Na+ tend to be found on the outside; K+ on the inside —> in a neutral cell, there should be a balance of charges

There’s an active pumping of 3 Na+ to the outside vs. 2 K+ to the inside, so that the outside of the cells is usually slightly more positive than the inside. This makes the membrane polarized. When the Na+ channels are open, Na+ are allowed to move inside, depolarizing the membrane. —> induces a travelling wave of depolarization (action potential)

Closed channels: more + on the outside, polarized membrane, can be opened by depolarization of previous channels
Open channels: Na+ going into the cell, making the inside more positive —> depolarization
Inactivated channels: after the channels opening for a while, they will become inactivated so cannot be reactivated for a while until they are closed again and returned to the original state

Since the inactivated channels cannot be reopened again, the signal only moves towards the terminus and cannot move back, making a directional signal moving forward.

At the end of the presynaptic nerve terminal, neurotransmitter-container vesicles are released into the synaptic cleft —> neurotransmitters diffuse through and bind to the ligand-gated channels on the postsynaptic neurons.

> all of theses receptors signal into the cytosol via a membrane associated trimeric(alpha, beta, gamma) GTP-binding protein (G protein)

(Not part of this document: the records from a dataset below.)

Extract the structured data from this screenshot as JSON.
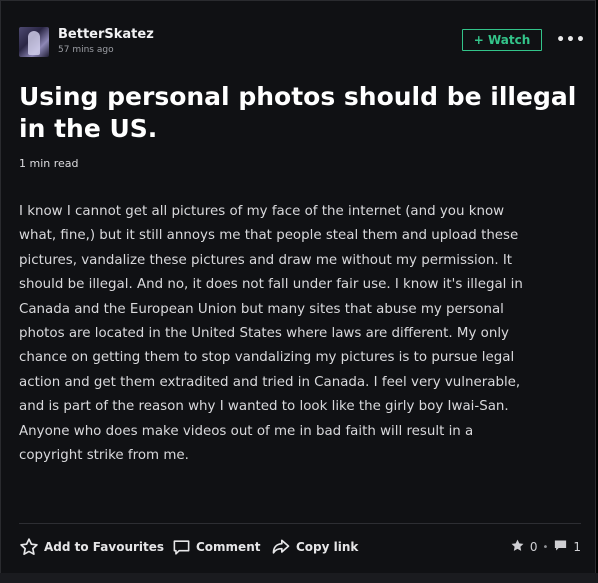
{
  "author": {
    "name": "BetterSkatez",
    "posted": "57 mins ago"
  },
  "header": {
    "watch_label": "+ Watch",
    "more_label": "•••"
  },
  "post": {
    "title": "Using personal photos should be illegal in the US.",
    "read_time": "1 min read",
    "body": "I know I cannot get all pictures of my face of the internet (and you know what, fine,) but it still annoys me that people steal them and upload these pictures, vandalize these pictures and draw me without my permission. It should be illegal. And no, it does not fall under fair use. I know it's illegal in Canada and the European Union but many sites that abuse my personal photos are located in the United States where laws are different. My only chance on getting them to stop vandalizing my pictures is to pursue legal action and get them extradited and tried in Canada. I feel very vulnerable, and is part of the reason why I wanted to look like the girly boy Iwai-San. Anyone who does make videos out of me in bad faith will result in a copyright strike from me."
  },
  "footer": {
    "favourite_label": "Add to Favourites",
    "comment_label": "Comment",
    "copy_label": "Copy link",
    "favourites_count": "0",
    "separator": "•",
    "comments_count": "1"
  },
  "colors": {
    "accent": "#33c48a",
    "background": "#101114"
  },
  "icons": [
    "star-icon",
    "comment-icon",
    "share-arrow-icon",
    "more-icon"
  ]
}
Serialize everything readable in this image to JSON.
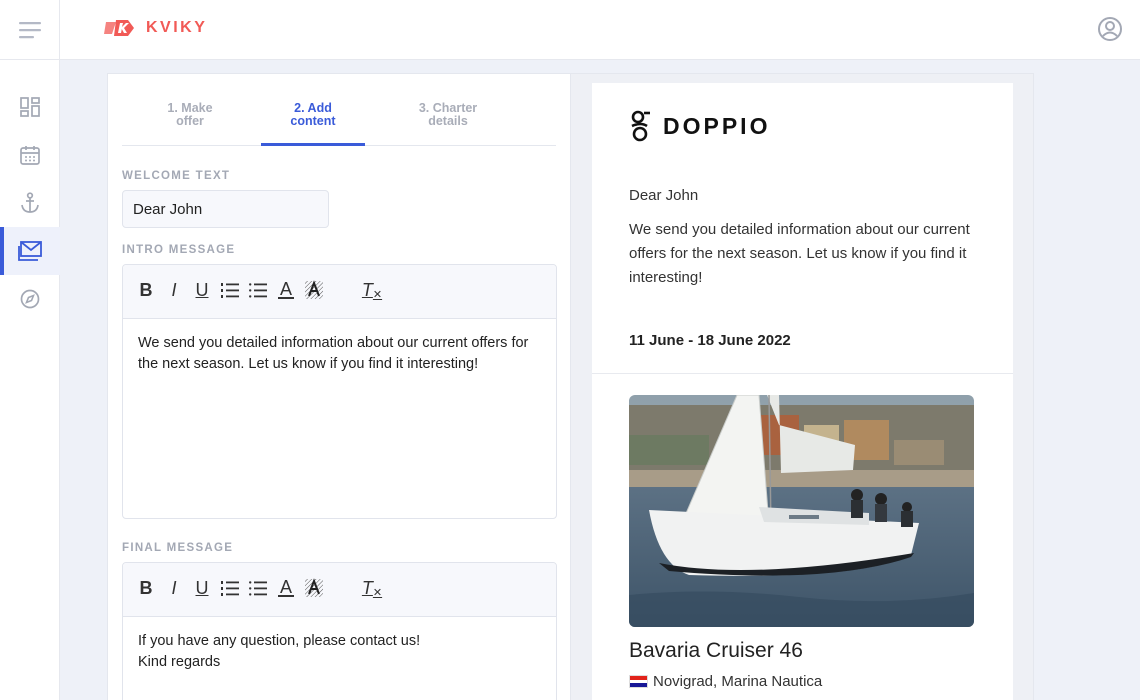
{
  "app": {
    "logo_text": "KVIKY"
  },
  "nav": {
    "items": [
      {
        "name": "dashboard",
        "icon": "dashboard-icon",
        "active": false
      },
      {
        "name": "calendar",
        "icon": "calendar-icon",
        "active": false
      },
      {
        "name": "charters",
        "icon": "anchor-icon",
        "active": false
      },
      {
        "name": "offers",
        "icon": "mail-icon",
        "active": true
      },
      {
        "name": "explore",
        "icon": "compass-icon",
        "active": false
      }
    ]
  },
  "steps": [
    {
      "label_line1": "1. Make",
      "label_line2": "offer",
      "active": false
    },
    {
      "label_line1": "2. Add",
      "label_line2": "content",
      "active": true
    },
    {
      "label_line1": "3. Charter",
      "label_line2": "details",
      "active": false
    }
  ],
  "form": {
    "welcome_label": "WELCOME TEXT",
    "welcome_value": "Dear John",
    "intro_label": "INTRO MESSAGE",
    "intro_text": "We send you detailed information about our current offers for the next season. Let us know if you find it interesting!",
    "final_label": "FINAL MESSAGE",
    "final_line1": "If you have any question, please contact us!",
    "final_line2": "Kind regards"
  },
  "toolbar": {
    "bold": "B",
    "italic": "I",
    "underline": "U",
    "font_color": "A",
    "clear_format": "T"
  },
  "preview": {
    "brand_name": "DOPPIO",
    "greeting": "Dear John",
    "intro": "We send you detailed information about our current offers for the next season. Let us know if you find it interesting!",
    "dates": "11 June - 18 June 2022",
    "boat_name": "Bavaria Cruiser 46",
    "location": "Novigrad, Marina Nautica"
  },
  "colors": {
    "accent": "#3a5bd9",
    "brand": "#f15a56",
    "flag_red": "#e2231a",
    "flag_white": "#ffffff",
    "flag_blue": "#171796"
  }
}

The activated receptor functions as a GEF which exchanges GDP for GTP on the a-subunnit —> conformational change —> releases b-subunit and c-subunit —> triggers downstream effectors. The activity is turned off by regulator of G protein signalling (RGS) which acts like a GAP(GTP—> GDP).

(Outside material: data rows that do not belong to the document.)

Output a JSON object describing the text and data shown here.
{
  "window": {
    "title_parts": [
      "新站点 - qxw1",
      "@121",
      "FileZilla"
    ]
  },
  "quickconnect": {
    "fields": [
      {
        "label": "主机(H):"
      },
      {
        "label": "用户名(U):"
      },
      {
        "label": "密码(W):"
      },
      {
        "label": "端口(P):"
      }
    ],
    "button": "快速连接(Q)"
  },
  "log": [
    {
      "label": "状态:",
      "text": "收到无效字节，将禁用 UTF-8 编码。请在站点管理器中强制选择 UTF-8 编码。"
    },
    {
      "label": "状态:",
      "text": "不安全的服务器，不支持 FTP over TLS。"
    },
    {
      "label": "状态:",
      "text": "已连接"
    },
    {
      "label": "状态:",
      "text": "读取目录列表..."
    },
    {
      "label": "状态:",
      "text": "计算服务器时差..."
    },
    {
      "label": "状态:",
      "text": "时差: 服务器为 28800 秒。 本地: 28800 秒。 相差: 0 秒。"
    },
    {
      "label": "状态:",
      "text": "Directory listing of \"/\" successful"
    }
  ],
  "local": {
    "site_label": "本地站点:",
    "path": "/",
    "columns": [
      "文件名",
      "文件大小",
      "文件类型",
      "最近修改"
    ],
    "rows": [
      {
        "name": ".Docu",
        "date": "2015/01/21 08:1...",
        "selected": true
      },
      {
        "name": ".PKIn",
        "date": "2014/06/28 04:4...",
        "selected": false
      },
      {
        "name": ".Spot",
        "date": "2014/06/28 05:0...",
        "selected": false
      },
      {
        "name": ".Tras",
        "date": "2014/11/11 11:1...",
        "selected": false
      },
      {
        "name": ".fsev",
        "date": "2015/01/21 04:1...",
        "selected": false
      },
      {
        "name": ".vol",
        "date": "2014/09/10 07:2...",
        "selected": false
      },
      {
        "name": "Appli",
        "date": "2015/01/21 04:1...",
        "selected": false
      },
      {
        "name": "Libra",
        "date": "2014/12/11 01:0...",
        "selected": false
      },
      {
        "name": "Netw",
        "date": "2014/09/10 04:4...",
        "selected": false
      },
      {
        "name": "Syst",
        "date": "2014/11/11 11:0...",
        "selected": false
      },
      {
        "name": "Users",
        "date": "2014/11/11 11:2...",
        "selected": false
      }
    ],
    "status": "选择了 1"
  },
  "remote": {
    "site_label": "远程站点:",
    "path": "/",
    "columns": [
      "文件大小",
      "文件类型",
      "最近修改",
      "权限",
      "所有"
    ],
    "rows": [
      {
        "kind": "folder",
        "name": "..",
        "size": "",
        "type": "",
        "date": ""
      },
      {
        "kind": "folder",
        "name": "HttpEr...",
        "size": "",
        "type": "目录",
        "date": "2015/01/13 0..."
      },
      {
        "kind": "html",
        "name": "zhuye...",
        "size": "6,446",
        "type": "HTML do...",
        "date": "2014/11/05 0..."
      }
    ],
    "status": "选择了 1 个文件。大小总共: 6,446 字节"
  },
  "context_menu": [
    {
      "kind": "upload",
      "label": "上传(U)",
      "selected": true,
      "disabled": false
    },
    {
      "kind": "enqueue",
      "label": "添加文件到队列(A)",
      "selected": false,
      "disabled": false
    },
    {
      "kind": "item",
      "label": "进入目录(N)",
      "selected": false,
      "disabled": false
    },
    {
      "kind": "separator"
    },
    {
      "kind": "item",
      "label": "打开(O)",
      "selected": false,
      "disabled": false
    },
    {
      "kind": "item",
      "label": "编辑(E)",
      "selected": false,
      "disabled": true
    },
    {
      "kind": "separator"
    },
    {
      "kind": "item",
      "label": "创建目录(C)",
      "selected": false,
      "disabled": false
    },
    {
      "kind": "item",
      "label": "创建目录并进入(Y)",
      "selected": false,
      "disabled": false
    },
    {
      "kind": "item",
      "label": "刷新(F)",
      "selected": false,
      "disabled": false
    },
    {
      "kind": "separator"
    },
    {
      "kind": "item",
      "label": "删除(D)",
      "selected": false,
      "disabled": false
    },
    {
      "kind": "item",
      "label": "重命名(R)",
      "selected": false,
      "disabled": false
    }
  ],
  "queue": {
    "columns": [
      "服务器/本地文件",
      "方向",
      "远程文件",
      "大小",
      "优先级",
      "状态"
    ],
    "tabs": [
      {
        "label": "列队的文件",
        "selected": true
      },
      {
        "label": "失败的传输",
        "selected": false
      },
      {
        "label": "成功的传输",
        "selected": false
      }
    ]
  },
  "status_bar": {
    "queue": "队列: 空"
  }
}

G Proteins signall rapidly via cyclic AMP. With serotonin added, the warm dye signals the presence of cAMP. cAMP is made from ATP by adenylyl cyclase and destroyed by cAMP phosphodiesterase.

signal molecule binds to G-protein coupled receptors —> activated GPCR acts like GEF and activates G-protein —> a-subunit releases b and c-subunites —> certain subunits activate adenylyl cyclase —> makes cAMP from ATP —> binds to the regulatory subunits of PKA and release the catalytic subunits —> phosphorylates downstream effectors.

(there’s constant background activity of phosphodiesterase to prevent accidental signalling. This basically establishes a threshold for the signal, so the right signal only comes through when there is an intentionally increased activity of adenylyl cyclase)

> each receptor recognizes an idv. set of odourants —> cAMP —> opens on cAMP-gated cation channels—> action potentials (one odourant to one receptor: combination of different signals allow us to distinguish numerous different smells)

> signal activates GPCR —> G protein activated —> activates phospholipase C —> activates PIP2 to cleave it into two new signalling molecules: IP3 and DAG.

IP3 binds to IP3 gated channels on the surface of ER (ER stores Ca2+) —> Ca2+ released into the cytosol; meanwhile, DAG diffuses through plasma membrane and activates protein kinase c (PKC) —> Ca2+ binds to PKC and activates it —> phosphorylates downstream targets.